Domingo, 13 de Noviembre 2016

(Escribí esto que sigue en 2011. He escrito otra cosa de urgencia, tras su muerte, que se publicará el próximo viernes en EL CULTURAL del diario EL MUNDO.)

LEONARD COHEN ha conseguido reducir su voz a un susurro hipnótico. ¿Por merma de facultades? Sí, pero quizá también por privilegio de su destino: su voz es algo que está ya por encima de la voz, algo que ha logrado convertirse en la metáfora frágil de sí misma, en una fantasmagoría, purificada. Es la salmodia penumbrosa del superviviente, con su traje gris de empleado discreto de funeraria, con su borsalino de hampón dandístico, con su figura descoyuntada de anciano arrullador de batallas antiguas del sentimiento, galán en sus ocasos triunfales, con su sonrisa beatífica propia del monje budista que es, conocido en los monasterios del ramo como Jikan Dharma, que significa el silencioso.
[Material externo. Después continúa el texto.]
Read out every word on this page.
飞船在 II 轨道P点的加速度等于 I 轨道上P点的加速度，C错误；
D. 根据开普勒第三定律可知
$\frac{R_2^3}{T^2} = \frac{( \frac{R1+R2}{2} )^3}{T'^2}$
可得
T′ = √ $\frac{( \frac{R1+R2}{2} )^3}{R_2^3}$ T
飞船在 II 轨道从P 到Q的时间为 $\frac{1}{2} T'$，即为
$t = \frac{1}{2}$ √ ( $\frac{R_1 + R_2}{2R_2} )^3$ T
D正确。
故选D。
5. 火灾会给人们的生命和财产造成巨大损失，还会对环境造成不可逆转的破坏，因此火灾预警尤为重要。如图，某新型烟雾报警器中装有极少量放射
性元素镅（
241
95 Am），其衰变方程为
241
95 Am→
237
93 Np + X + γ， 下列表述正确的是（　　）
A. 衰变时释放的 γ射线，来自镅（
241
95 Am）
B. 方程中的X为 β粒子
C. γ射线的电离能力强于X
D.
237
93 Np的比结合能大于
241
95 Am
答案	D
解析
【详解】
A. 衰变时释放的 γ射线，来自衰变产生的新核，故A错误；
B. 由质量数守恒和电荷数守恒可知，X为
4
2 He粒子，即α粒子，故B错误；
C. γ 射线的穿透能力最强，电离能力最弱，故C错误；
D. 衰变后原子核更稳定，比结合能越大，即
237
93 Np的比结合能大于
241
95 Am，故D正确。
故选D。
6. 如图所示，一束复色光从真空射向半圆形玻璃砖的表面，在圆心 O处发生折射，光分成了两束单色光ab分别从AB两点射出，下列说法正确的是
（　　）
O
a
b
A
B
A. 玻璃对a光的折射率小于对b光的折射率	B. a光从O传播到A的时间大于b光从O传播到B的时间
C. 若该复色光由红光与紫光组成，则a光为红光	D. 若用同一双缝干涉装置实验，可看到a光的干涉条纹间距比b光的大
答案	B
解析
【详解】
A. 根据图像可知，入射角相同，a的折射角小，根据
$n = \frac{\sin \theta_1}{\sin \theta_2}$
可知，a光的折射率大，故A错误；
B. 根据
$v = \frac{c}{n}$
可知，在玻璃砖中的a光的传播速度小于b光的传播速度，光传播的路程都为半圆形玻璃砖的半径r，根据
Leonard Cohen sale al escenario con pasos alegres de duendecillo del país de las tinieblas amables. Se arrodilla. Junta las manos en gesto de plegaria. Se destoca. Sonríe. Da las gracias. Empieza su conjuro. Sus canciones nos llegan desde muy lejos: los adolescentes de los 70 del siglo pasado que tocábamos la guitarra teníamos un repertorio de estándares en el que no faltaba “Suzanne”, aunque con cierta licencia en los arpegios, porque éramos aprendices y había que esquematizar los alardes. Aun así, aquella medio chiflada seguía ofreciéndote té y naranjas de la China. Y el Cristo -abandonado, casi humano- permanecía en su torre solitaria de madera. Y aprendías a buscar entre la basura y las flores. Y el sol caía de lleno, como una miel, sobre la dama del muelle. Etcétera. Y nosotros, en fin, bailábamos aquello con las niñas, en la noche artificial de las fiestas tempraneras de los sábados.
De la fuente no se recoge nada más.